DeVos made her recommendations in a report to congressional committees. The report comes after Congress’ late March coronavirus relief package granted DeVos 30 days to make recommendations on whether sections of IDEA should be waived amid widespread school closures. Now, it is up to Congress to decide whether to vote her recommendations into policy.  

IDEA is a sprawling education law that includes hundreds of mandates for schools and educators. The law scrupulously details everything from how schools should interact with parents of students with disabilities to how to pay for students’ services. However, as school districts shift to virtual learning during the coronavirus pandemic, teachers and school administration groups have complained that many of these mandates are no longer tenable.  

DeVos, however, is only recommending limited waivers on three sections of the law, including one that grants timeline flexibility to schools evaluating toddlers for potential services. She did not recommend any waivers for section 504 of the Rehabilitation Act of 1973 ― which bans discrimination based on disability — and says she is rejecting waivers that impede on the core tenants of IDEA, which is designed to provide students with disabilities with an education that is analogous to their peers.

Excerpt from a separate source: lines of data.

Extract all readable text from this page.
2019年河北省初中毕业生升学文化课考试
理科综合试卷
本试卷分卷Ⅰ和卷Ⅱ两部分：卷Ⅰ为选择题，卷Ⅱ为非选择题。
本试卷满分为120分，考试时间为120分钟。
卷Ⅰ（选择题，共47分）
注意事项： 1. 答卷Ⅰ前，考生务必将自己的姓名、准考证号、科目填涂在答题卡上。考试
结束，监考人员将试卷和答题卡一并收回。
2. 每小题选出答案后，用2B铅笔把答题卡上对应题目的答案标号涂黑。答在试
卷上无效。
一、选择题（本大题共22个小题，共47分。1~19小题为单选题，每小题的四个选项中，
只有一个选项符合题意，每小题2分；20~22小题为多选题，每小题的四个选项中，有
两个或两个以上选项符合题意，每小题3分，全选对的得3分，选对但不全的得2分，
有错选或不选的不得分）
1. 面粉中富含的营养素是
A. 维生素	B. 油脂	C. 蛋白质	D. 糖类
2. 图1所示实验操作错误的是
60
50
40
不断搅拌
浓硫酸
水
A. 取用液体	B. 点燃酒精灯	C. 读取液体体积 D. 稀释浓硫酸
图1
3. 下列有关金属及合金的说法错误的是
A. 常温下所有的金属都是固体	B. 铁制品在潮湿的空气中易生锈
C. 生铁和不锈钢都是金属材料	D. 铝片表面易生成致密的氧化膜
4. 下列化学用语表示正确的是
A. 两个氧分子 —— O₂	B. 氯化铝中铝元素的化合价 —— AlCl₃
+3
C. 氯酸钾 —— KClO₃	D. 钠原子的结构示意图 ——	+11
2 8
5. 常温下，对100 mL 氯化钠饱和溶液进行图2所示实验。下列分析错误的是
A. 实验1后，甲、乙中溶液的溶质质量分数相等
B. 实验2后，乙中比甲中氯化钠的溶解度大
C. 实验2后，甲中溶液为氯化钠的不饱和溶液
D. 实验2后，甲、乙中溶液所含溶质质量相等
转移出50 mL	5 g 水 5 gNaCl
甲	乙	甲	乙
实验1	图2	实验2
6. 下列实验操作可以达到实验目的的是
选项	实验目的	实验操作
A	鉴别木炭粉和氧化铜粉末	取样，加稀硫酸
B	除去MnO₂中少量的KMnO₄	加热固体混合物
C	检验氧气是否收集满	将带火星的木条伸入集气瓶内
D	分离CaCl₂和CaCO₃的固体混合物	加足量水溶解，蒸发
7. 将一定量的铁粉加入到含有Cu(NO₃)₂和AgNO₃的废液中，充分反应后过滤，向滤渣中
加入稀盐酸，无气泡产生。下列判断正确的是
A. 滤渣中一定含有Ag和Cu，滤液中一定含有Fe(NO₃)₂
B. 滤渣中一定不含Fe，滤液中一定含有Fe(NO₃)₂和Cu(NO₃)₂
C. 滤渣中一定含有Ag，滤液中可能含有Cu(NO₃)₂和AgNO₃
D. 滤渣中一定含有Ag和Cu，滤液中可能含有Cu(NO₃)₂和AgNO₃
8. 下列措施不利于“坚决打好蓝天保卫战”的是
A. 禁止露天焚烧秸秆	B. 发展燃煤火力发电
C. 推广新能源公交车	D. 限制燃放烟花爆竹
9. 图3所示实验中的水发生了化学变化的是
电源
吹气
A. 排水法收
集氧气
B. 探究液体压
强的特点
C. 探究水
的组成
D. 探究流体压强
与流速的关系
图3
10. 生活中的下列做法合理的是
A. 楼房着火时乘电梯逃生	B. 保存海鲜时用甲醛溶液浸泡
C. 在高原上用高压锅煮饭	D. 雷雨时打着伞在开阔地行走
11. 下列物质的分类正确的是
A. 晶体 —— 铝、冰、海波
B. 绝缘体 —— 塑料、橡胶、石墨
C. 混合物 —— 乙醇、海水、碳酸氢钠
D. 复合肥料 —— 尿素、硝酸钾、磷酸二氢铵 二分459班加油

“While the Department has provided extensive flexibility to help schools transition, there is no reason for Congress to waive any provision designed to keep students learning,” DeVos said in a statement. “With ingenuity, innovation, and grit, I know this nation’s educators and schools can continue to faithfully educate every one of its students.”

Disability rights groups and parents urged the Department of Education to keep the law fully intact, saying waivers are unnecessary and could lead to an eventual chipping away of the signature education law. Groups like the School Superintendents Association and National Association of State Directors of Special Education, though, have lobbied for temporary flexibility from some of these directives.

School districts have also said they’re especially concerned with getting sued, especially as they’re likely about to face huge budget cuts amid big state revenue shortfalls. Schools could be held accountable, they say, for failing to live up to a student’s individualized education program ― the legal document that outlines necessary services for a disabled student ― even as barriers to successful implementation mount ever higher. 

“Federal laws were not written anticipating a global pandemic that has closed a large majority of schools across the country,” said a March letter from the National Association of State Directors of Special Education and the Council of Administrators of Special Education to the Department of Education. 

The School Superintendents Association told HuffPost it was not commenting on the matter. The National Association of State Directors of Special Education did not immediately respond to request for comment.

The ball is now in Congress’ court.

“This is not over,” said Rollin. “But we are very, very relieved.”